Considering that all computers in the world combined cannot mimic the brain of a house fly and Apollo mission had thousands of human brains working at the same time, no amount of computational power in the next 2 trillion years is going to match that power that the Apollo mission had.
BFL
Porn will be even more realistic.
Why do we keep aborting those smart people?
/johnny
no offense after 35 years working in computers this is an idiotic comparison I worked on a lot of those old systems they were optimized for what they did...
The majority of the power used in the newer computers is used in display graphics, and grotesquely bloated operating systems and applications that are convoluted kludgy mashups of other other convoluted kludgy mashups
You rarely see the elegance of tight simple code for a given task anymore ...
programmers, do the abundance of system resources, have become lazy wasteful gluttons of system resources
There's an old anecdote about Seymour Cray -- someone at Cray called him in his office, told him that Apple had bought the "leftover" Cray to design the next Apple, and after a pause he said, that's interesting, because I'm using an Apple to design the next Cray.
I remember that game. everyone was so in awe!
As a side note, I had read where the electronics systems in early NASA rockets used vacuum tubes, corrections welcome. This was noted because blastoff acceleration was claimed to pull the tubes out of their sockets enough to break connections.
Society continues to underestimate the pace of tech progress. A few years ago a group of scientists said that a Star Trek-like Transporter would be impossible, because the memory requirements would require a stack of disk drives 120,000 miles high. I disagree. At the pace of technology, it is easy to envision a small memory device the size of one of today’s PCs with that much computing power.
Tubes would have sucked too much power. They used primitive ( by our standards) IC’s.

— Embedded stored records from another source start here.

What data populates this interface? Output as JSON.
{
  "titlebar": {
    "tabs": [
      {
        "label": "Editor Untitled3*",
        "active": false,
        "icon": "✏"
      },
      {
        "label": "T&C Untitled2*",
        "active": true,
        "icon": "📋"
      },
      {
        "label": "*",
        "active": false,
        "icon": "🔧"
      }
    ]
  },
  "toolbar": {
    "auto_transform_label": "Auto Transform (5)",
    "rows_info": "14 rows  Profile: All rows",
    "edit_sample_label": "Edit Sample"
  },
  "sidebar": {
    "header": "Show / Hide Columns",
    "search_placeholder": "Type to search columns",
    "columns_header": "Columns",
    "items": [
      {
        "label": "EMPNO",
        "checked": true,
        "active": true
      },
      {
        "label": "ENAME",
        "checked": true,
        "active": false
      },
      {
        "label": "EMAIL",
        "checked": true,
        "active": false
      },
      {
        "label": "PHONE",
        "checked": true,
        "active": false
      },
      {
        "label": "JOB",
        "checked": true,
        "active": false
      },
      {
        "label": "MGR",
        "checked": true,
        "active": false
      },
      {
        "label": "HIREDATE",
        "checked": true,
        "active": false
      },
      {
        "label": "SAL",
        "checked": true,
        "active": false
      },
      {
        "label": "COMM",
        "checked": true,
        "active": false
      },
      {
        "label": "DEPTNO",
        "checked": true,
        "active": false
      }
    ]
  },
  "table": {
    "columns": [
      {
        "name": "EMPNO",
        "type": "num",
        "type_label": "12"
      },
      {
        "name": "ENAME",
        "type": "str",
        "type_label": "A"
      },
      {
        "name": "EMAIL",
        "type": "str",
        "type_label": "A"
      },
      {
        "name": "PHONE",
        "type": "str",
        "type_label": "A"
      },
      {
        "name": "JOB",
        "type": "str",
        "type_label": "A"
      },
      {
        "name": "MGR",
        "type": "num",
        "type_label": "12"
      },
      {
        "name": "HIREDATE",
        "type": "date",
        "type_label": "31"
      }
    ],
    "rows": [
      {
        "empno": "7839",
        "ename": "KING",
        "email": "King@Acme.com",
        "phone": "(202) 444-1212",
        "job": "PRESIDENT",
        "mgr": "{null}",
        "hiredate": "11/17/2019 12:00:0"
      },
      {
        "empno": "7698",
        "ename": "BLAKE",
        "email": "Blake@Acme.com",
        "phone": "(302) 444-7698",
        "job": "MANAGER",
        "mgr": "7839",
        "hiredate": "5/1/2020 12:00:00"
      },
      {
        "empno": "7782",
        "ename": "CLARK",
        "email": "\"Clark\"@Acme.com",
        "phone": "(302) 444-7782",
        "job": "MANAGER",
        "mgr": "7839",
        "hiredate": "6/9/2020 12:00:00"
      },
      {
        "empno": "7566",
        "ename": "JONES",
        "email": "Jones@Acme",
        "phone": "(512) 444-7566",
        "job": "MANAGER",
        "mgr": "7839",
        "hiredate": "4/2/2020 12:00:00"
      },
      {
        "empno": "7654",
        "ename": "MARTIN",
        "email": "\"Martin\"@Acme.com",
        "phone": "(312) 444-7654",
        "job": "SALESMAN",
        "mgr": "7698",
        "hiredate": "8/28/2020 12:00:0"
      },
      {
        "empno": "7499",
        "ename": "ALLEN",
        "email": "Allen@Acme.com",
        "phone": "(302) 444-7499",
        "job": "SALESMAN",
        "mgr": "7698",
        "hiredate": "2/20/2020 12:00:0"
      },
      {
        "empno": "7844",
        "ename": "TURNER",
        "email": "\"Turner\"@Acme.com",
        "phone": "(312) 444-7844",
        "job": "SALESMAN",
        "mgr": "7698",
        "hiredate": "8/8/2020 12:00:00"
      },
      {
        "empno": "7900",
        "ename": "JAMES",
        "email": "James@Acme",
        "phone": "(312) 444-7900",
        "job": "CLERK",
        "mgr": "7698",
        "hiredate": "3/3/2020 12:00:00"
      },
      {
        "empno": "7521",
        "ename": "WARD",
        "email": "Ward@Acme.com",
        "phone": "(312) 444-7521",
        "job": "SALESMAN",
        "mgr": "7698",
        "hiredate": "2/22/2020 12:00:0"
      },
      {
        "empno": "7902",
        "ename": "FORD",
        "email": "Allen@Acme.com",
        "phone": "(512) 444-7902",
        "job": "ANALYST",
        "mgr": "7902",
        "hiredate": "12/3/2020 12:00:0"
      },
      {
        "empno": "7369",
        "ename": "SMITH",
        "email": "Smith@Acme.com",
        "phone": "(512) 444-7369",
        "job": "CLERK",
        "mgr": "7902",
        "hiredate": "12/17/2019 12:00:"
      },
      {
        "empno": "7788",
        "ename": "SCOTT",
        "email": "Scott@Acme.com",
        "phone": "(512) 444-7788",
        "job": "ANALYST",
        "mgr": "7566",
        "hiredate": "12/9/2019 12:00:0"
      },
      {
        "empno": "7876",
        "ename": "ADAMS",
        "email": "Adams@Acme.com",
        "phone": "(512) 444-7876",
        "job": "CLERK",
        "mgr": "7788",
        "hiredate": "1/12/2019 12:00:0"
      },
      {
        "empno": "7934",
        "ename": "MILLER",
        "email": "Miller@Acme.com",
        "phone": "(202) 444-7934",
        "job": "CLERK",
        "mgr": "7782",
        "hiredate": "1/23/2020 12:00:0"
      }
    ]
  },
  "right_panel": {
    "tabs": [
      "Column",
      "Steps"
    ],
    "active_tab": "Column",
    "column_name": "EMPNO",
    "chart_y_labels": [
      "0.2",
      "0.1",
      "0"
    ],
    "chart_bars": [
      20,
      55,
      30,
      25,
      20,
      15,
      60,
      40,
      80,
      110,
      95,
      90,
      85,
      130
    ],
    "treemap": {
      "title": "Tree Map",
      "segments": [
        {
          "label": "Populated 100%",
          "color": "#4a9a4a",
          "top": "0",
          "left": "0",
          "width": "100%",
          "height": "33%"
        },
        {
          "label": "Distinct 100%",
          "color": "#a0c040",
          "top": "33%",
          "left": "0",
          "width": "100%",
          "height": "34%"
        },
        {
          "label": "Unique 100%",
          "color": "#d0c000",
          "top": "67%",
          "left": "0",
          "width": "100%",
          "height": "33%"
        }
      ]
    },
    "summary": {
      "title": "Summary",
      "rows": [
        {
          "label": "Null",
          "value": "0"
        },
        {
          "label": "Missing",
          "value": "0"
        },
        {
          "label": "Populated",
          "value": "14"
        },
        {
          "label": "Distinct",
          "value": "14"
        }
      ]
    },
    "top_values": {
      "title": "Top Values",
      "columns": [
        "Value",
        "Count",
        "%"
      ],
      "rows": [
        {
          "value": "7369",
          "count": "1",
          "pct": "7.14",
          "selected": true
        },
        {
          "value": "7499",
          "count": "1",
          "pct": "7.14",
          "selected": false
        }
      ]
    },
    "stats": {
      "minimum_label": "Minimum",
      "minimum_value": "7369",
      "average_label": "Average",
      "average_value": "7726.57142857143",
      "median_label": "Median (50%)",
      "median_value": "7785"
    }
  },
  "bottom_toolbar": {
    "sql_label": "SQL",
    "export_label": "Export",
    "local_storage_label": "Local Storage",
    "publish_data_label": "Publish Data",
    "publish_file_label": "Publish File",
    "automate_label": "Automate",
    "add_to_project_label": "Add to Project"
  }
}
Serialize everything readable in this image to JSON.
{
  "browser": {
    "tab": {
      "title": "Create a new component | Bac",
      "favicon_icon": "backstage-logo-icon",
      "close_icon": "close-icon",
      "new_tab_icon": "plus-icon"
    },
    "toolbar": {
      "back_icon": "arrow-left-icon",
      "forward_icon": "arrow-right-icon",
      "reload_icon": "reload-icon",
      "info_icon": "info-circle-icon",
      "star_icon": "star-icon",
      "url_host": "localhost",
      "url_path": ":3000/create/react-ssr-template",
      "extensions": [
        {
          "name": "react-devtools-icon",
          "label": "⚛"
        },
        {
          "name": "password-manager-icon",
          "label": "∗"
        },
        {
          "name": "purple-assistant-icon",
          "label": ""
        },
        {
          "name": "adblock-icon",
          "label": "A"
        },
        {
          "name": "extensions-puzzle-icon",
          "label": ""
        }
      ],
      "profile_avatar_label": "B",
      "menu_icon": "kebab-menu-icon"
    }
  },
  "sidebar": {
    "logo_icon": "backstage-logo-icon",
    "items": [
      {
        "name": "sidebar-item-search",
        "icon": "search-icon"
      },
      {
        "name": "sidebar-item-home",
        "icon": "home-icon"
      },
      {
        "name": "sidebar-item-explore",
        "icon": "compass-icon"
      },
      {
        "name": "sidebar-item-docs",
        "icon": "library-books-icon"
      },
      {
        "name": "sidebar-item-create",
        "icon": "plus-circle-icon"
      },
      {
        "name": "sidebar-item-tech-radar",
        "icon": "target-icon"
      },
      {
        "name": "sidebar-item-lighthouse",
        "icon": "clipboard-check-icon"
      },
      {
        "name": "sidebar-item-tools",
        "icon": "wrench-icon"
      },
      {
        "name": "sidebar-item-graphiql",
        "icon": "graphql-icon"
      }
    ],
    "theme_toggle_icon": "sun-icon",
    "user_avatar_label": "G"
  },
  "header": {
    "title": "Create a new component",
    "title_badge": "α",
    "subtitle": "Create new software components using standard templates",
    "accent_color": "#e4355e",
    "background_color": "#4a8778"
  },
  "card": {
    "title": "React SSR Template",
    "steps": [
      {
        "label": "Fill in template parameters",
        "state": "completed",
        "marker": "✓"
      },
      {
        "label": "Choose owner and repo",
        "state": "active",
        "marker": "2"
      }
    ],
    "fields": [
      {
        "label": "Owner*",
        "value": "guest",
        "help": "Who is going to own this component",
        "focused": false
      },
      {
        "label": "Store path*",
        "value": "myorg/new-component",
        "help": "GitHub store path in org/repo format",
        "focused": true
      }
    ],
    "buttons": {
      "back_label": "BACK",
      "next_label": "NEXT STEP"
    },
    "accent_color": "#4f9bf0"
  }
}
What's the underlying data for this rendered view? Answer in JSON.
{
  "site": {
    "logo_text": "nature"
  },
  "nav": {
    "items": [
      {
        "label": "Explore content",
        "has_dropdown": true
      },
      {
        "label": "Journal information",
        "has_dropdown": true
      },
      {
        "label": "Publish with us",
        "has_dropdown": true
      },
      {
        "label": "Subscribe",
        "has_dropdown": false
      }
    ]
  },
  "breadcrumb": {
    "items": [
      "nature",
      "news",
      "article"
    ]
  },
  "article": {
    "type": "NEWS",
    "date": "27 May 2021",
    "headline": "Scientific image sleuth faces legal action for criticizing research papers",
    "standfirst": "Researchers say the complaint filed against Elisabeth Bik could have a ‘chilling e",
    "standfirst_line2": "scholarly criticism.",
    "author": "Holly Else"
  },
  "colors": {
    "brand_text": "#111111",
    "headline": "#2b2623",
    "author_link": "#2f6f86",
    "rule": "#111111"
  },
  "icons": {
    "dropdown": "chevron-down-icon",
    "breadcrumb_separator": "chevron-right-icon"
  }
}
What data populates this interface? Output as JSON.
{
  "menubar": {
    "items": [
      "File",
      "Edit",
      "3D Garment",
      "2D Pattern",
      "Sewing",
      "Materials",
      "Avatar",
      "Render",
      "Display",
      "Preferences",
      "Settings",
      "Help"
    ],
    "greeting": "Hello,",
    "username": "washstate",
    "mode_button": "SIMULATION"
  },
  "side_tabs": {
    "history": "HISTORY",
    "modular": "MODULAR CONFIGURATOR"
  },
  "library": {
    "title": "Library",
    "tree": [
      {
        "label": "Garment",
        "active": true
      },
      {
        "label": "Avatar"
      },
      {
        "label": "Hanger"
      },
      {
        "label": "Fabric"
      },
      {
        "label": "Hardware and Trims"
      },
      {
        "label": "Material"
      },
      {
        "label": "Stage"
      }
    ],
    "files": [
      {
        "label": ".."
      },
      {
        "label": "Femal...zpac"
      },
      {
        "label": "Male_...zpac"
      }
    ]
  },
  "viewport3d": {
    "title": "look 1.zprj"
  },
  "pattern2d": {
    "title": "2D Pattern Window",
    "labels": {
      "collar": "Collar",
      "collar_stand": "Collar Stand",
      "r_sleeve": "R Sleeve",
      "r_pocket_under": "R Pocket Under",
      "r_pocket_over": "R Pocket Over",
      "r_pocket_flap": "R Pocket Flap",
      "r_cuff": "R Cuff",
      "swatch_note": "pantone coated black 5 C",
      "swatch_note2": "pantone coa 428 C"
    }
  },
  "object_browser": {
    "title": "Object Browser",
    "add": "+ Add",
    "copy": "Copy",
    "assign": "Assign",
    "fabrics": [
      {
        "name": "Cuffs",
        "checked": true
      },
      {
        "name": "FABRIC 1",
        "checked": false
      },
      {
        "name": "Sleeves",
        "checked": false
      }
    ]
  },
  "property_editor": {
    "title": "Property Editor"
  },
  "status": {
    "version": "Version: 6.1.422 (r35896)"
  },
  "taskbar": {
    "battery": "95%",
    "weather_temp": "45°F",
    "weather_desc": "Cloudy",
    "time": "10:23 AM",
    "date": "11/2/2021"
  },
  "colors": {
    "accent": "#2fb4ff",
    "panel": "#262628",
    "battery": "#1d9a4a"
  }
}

Good afternoon, gentlemen. I am a HAL 9000 computer. I became operational on 12 January 1992, at the H.A.L. Laboratories in Urbana, Illinois
As I have said before, when you drag a window across your screen, you are using far more computer power than the IBM-370 that my father programmed (back when I was in high school) had. And he supported his family, gave us a nice house to live in, and put two kids through college on his salary.
lol. that’s the new and improved version.
Wrong. It will be even more unrealistic.
An app on my iPhone can take me to the moon. All I need is a space-craft.